In other words, cumulative university patent stock was important for university and other institution patent
grants, while cumulative other institution patent stock actually had a negative impact on both. This emphasizes the
importance of university research in particular for national innovation as a whole, magnifying the strong positive
impact international S&E graduate students have overall. In general, previous knowledge is exceptionally important
in motivating future research—this dramatic “standing on shoulders” effect is not unexpected, as the accessibility of
all previous patents makes it easy for an aspiring inventor to see “what’s been done,” to be inspired by gaps in
previous inventions, and to decide what could be done, knowing what has been tried, what has failed, and what has
succeeded.
This conclusion is supported by the Chellaraj et. al. (2005) paper, which also found cumulative patent stock
to be a key determinant of innovation, with an average elasticity of 0.14 at 5% significance. The paper also found
university patent stock to be important for non-university innovation, where the university patent stock spillover
elasticity fell between 0.19 and 0.26 (Chellaraj et. al. 2005).

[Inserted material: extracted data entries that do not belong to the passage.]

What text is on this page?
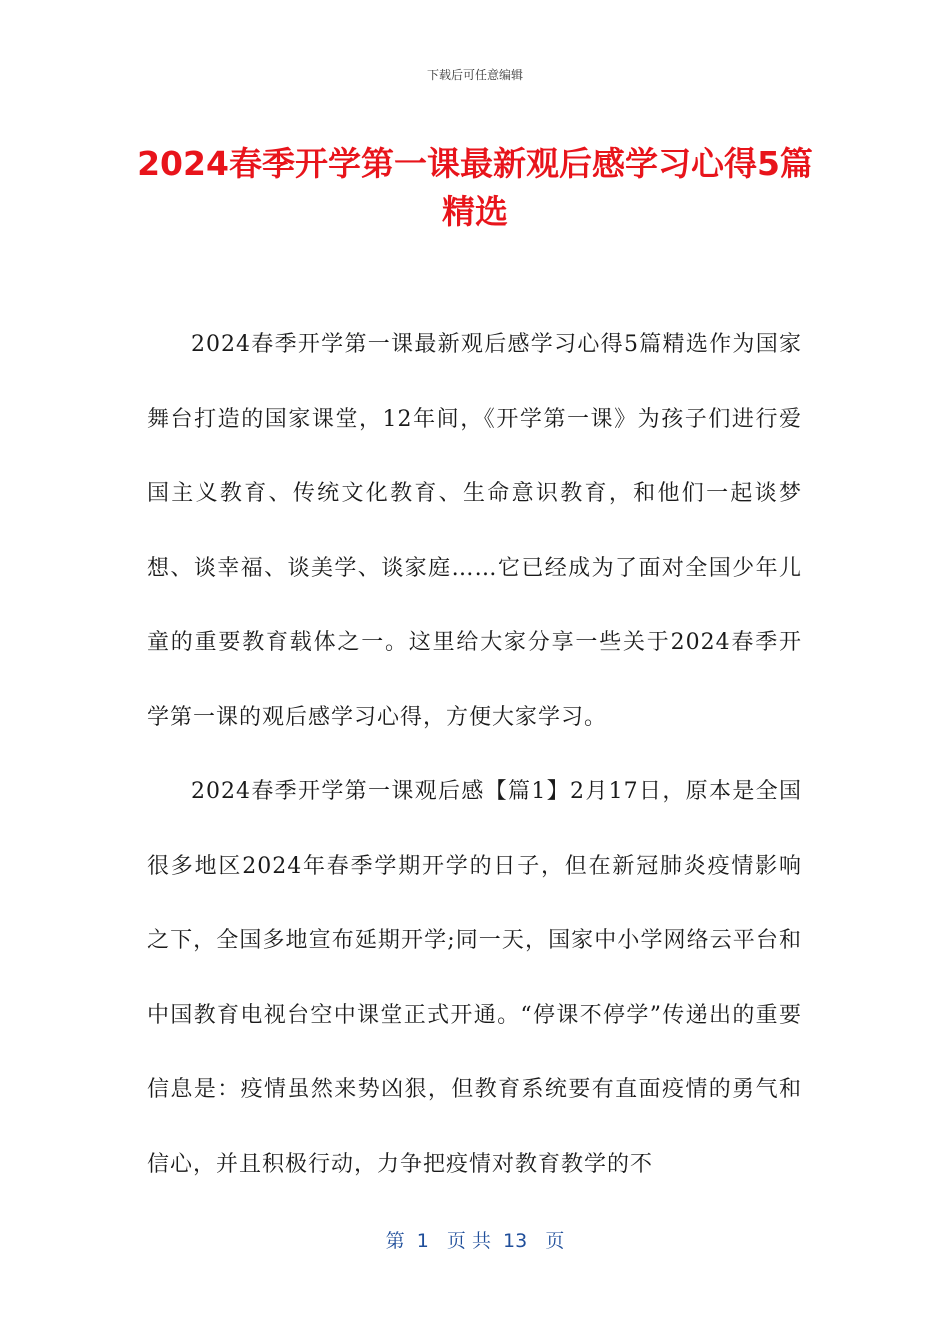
下载后可任意编辑
2024春季开学第一课最新观后感学习心得5篇精选

2024春季开学第一课最新观后感学习心得5篇精选作为国家舞台打造的国家课堂，12年间，《开学第一课》为孩子们进行爱国主义教育、传统文化教育、生命意识教育，和他们一起谈梦想、谈幸福、谈美学、谈家庭……它已经成为了面对全国少年儿童的重要教育载体之一。这里给大家分享一些关于2024春季开学第一课的观后感学习心得，方便大家学习。

2024春季开学第一课观后感【篇1】2月17日，原本是全国很多地区2024年春季学期开学的日子，但在新冠肺炎疫情影响之下，全国多地宣布延期开学;同一天，国家中小学网络云平台和中国教育电视台空中课堂正式开通。“停课不停学”传递出的重要信息是：疫情虽然来势凶狠，但教育系统要有直面疫情的勇气和信心，并且积极行动，力争把疫情对教育教学的不

第  1   页 共  13   页
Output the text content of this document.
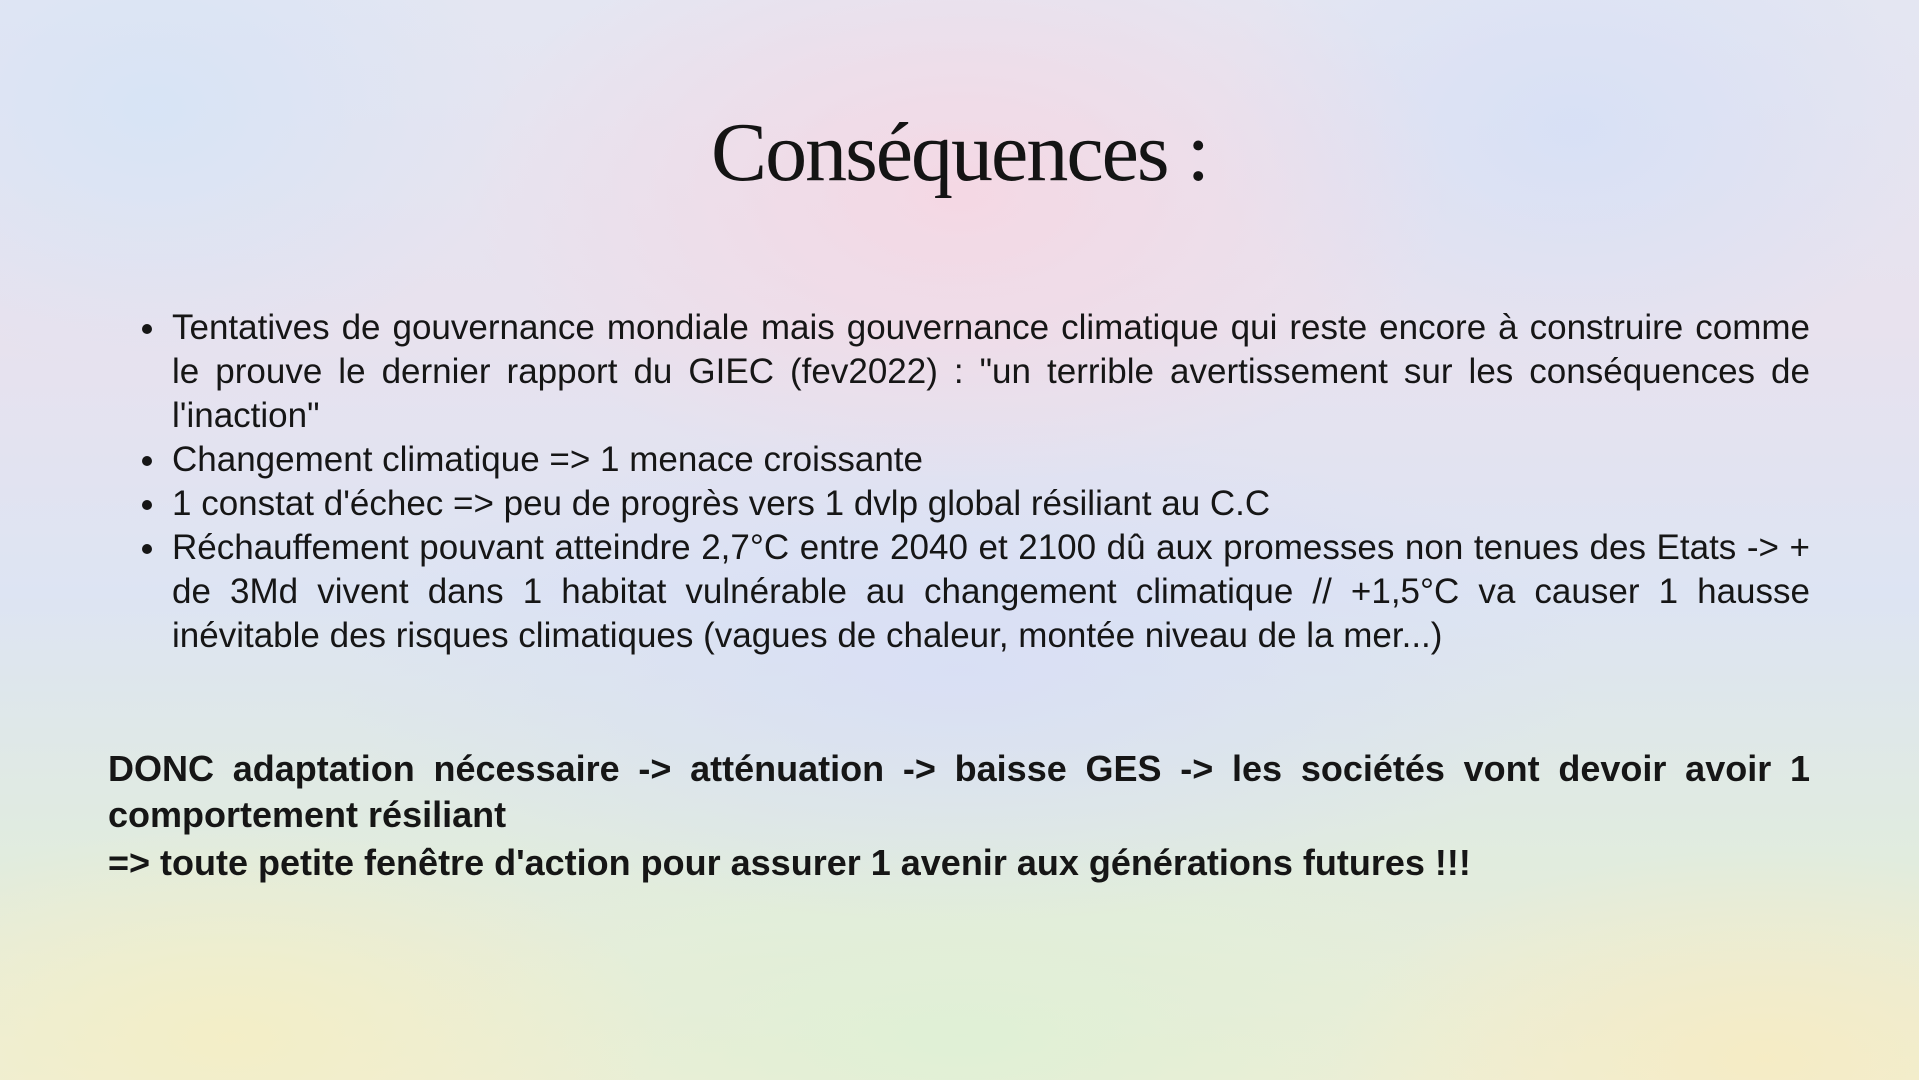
Conséquences :
Tentatives de gouvernance mondiale mais gouvernance climatique qui reste encore à construire comme le prouve le dernier rapport du GIEC (fev2022) : "un terrible avertissement sur les conséquences de l'inaction"
Changement climatique => 1 menace croissante
1 constat d'échec => peu de progrès vers 1 dvlp global résiliant au C.C
Réchauffement pouvant atteindre 2,7°C entre 2040 et 2100 dû aux promesses non tenues des Etats -> + de 3Md vivent dans 1 habitat vulnérable au changement climatique // +1,5°C va causer 1 hausse inévitable des risques climatiques (vagues de chaleur, montée niveau de la mer...)

DONC adaptation nécessaire -> atténuation -> baisse GES -> les sociétés vont devoir avoir 1 comportement résiliant

=> toute petite fenêtre d'action pour assurer 1 avenir aux générations futures !!!
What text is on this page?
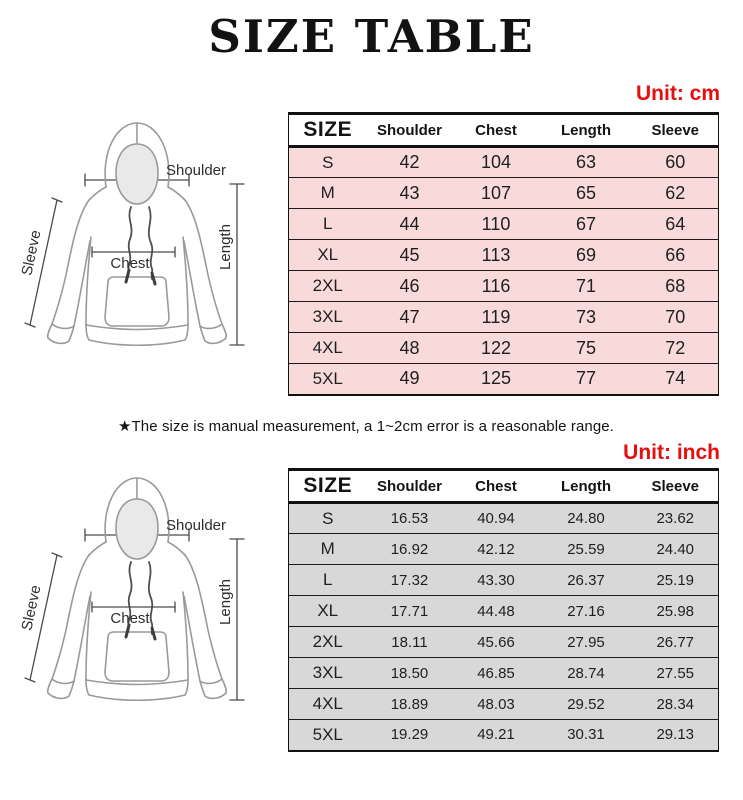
SIZE TABLE
Unit: cm
SIZE	Shoulder	Chest	Length	Sleeve
S	42	104	63	60
M	43	107	65	62
L	44	110	67	64
XL	45	113	69	66
2XL	46	116	71	68
3XL	47	119	73	70
4XL	48	122	75	72
5XL	49	125	77	74
Shoulder
Chest	Length
Sleeve

★The size is manual measurement, a 1~2cm error is a reasonable range.

Unit: inch
SIZE	Shoulder	Chest	Length	Sleeve
S	16.53	40.94	24.80	23.62
M	16.92	42.12	25.59	24.40
L	17.32	43.30	26.37	25.19
XL	17.71	44.48	27.16	25.98
2XL	18.11	45.66	27.95	26.77
3XL	18.50	46.85	28.74	27.55
4XL	18.89	48.03	29.52	28.34
5XL	19.29	49.21	30.31	29.13
Shoulder
Chest	Length
Sleeve
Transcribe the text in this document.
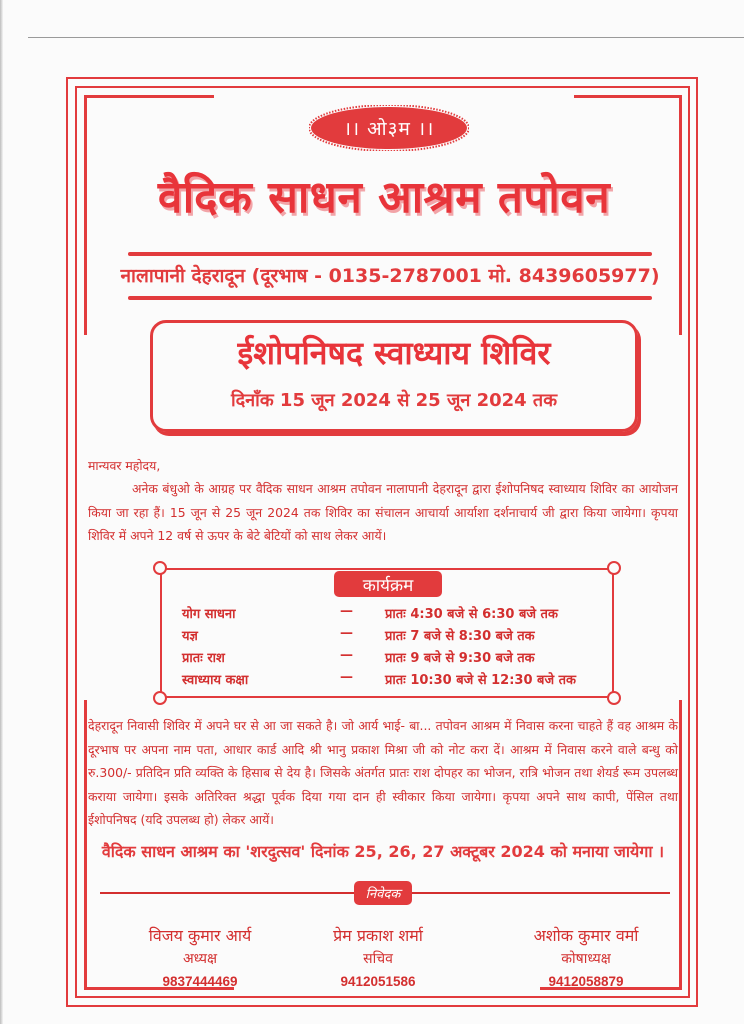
।। ओ३म ।।
वैदिक साधन आश्रम तपोवन
नालापानी देहरादून (दूरभाष - 0135-2787001 मो. 8439605977)
ईशोपनिषद स्वाध्याय शिविर
दिनाँक 15 जून 2024 से 25 जून 2024 तक
मान्यवर महोदय,
अनेक बंधुओ के आग्रह पर वैदिक साधन आश्रम तपोवन नालापानी देहरादून द्वारा ईशोपनिषद स्वाध्याय शिविर का आयोजन किया जा रहा हैं। 15 जून से 25 जून 2024 तक शिविर का संचालन आचार्या आर्याशा दर्शनाचार्य जी द्वारा किया जायेगा। कृपया शिविर में अपने 12 वर्ष से ऊपर के बेटे बेटियों को साथ लेकर आयें।
कार्यक्रम
योग साधना	—	प्रातः 4:30 बजे से 6:30 बजे तक
यज्ञ	—	प्रातः 7 बजे से 8:30 बजे तक
प्रातः राश	—	प्रातः 9 बजे से 9:30 बजे तक
स्वाध्याय कक्षा	—	प्रातः 10:30 बजे से 12:30 बजे तक
देहरादून निवासी शिविर में अपने घर से आ जा सकते है। जो आर्य भाई- बा... तपोवन आश्रम में निवास करना चाहते हैं वह आश्रम के दूरभाष पर अपना नाम पता, आधार कार्ड आदि श्री भानु प्रकाश मिश्रा जी को नोट करा दें। आश्रम में निवास करने वाले बन्धु को रु.300/- प्रतिदिन प्रति व्यक्ति के हिसाब से देय है। जिसके अंतर्गत प्रातः राश दोपहर का भोजन, रात्रि भोजन तथा शेयर्ड रूम उपलब्ध कराया जायेगा। इसके अतिरिक्त श्रद्धा पूर्वक दिया गया दान ही स्वीकार किया जायेगा। कृपया अपने साथ कापी, पेंसिल तथा ईशोपनिषद (यदि उपलब्ध हो) लेकर आयें।
वैदिक साधन आश्रम का 'शरदुत्सव' दिनांक 25, 26, 27 अक्टूबर 2024 को मनाया जायेगा ।
निवेदक
विजय कुमार आर्य
अध्यक्ष
9837444469
प्रेम प्रकाश शर्मा
सचिव
9412051586
अशोक कुमार वर्मा
कोषाध्यक्ष
9412058879
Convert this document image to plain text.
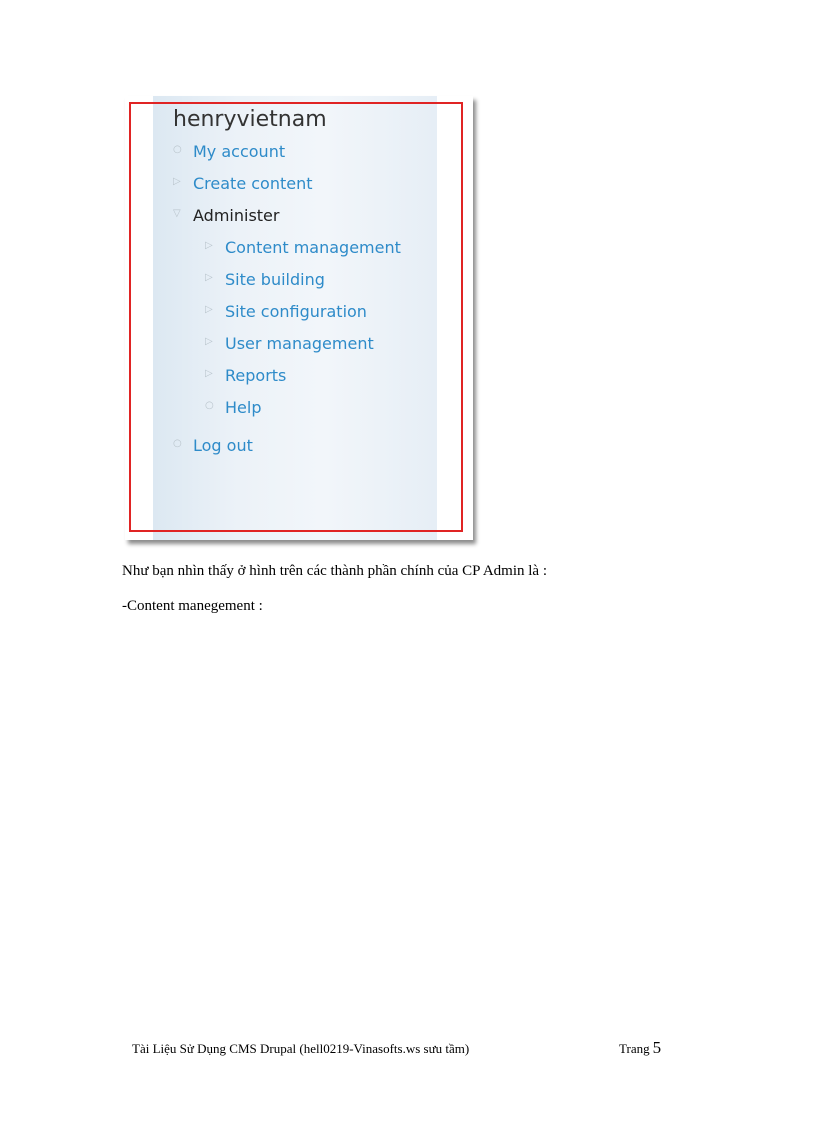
henryvietnam
○ My account
▷ Create content
▽ Administer
▷ Content management
▷ Site building
▷ Site configuration
▷ User management
▷ Reports
○ Help
○ Log out
Như bạn nhìn thấy ở hình trên các thành phần chính của CP Admin là :
-Content manegement :
Tài Liệu Sử Dụng CMS Drupal (hell0219-Vinasofts.ws sưu tầm)	Trang 5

Research and development expenditures also had consistent, significant, and positive effects on patent
applications. A 1% increase in total R&D expenditure increases total patent applications by 1.82% and total patent
grants by 0.18% in Appendix 5 (row (vii)). The physical and life sciences regression yields total R&D elasticities of
1.399 and -0.192 for applications and grants, respectively. This tells us that, while R&D significantly increases the
15
number of research opportunities in the nation, so that we see many more patent applications as a result,
expenditures do not necessarily improve the quality of the research—few of these additional applications are
actually granted. Given that this is usually the tool government innovation policy uses (recall the proposed National
Innovation Act, the main feature of which would be to double federal R&D expenditure), we may want to reconsider
our policies in light of these results.
The elasticities of the population of Ph.D. scientists and engineers were generally positive, although
statistically insignificant. Surprisingly, they seemed to have the smallest effect on other institution patent grants,
while having a strong positive effect on total utility patent applications and university patent grants. Appendices 5
and 6, row (iv) show us that a 1% increase in Ph.D. scientists and engineers, holding all else constant, leads to an
average of a 0.5% increase in total utility patent applications, a negligible effect on total patent grants, a 0.27%
increase in university patent grants, and a slightly negative effect on other institution patent grants. However, given
the increasing collaboration between industries and universities, and given that this is the population of scientists
and engineers with Ph.D.s, it does not seem so implausible that they would have stronger impacts on university
patents rather than other institutions.
Restrictive enforcement seems to have very slight positive effects on the dependent variables, but the
coefficients were never statistically significant, and the observed effects were very small, so it is impossible to make
any conclusive statements based on the regressions. However, Chellaraj et. al. (2005), using an indicator variable for
employment, did find restrictive visa issuance policies to have a significant negative effect (around -0.22 elasticity)
on US innovation.
Knowing that international students face legal employment constraints, interrupted research time, risk of
visa loss, financial, linguistic, and cultural barriers, and the disadvantage of smaller networks, but benefit from
stronger elementary backgrounds in math and science, from being among the strongest students in their home
countries, and from being relatively concentrated in the top research universities, implies ambiguous effects on
patent applications but probable positive effects on patent grants (because the latter characteristics are more
important for research quality). Results confirm this intuition. Similarly, results confirm the intuition that native
students should have a stronger positive impact on other institution patent grants, because they tend to be employed
in these other institutions, since they are not legally obligated to stay within university research. In sum,
contradicting Borjas (2004), foreign S&E graduate students were found to have significant positive effects on US
16
innovation, especially within academia; contradicting Chellaraj et. al. (2005), native S&E graduate students were
also found to have significant positive effects on US innovation, especially within industry.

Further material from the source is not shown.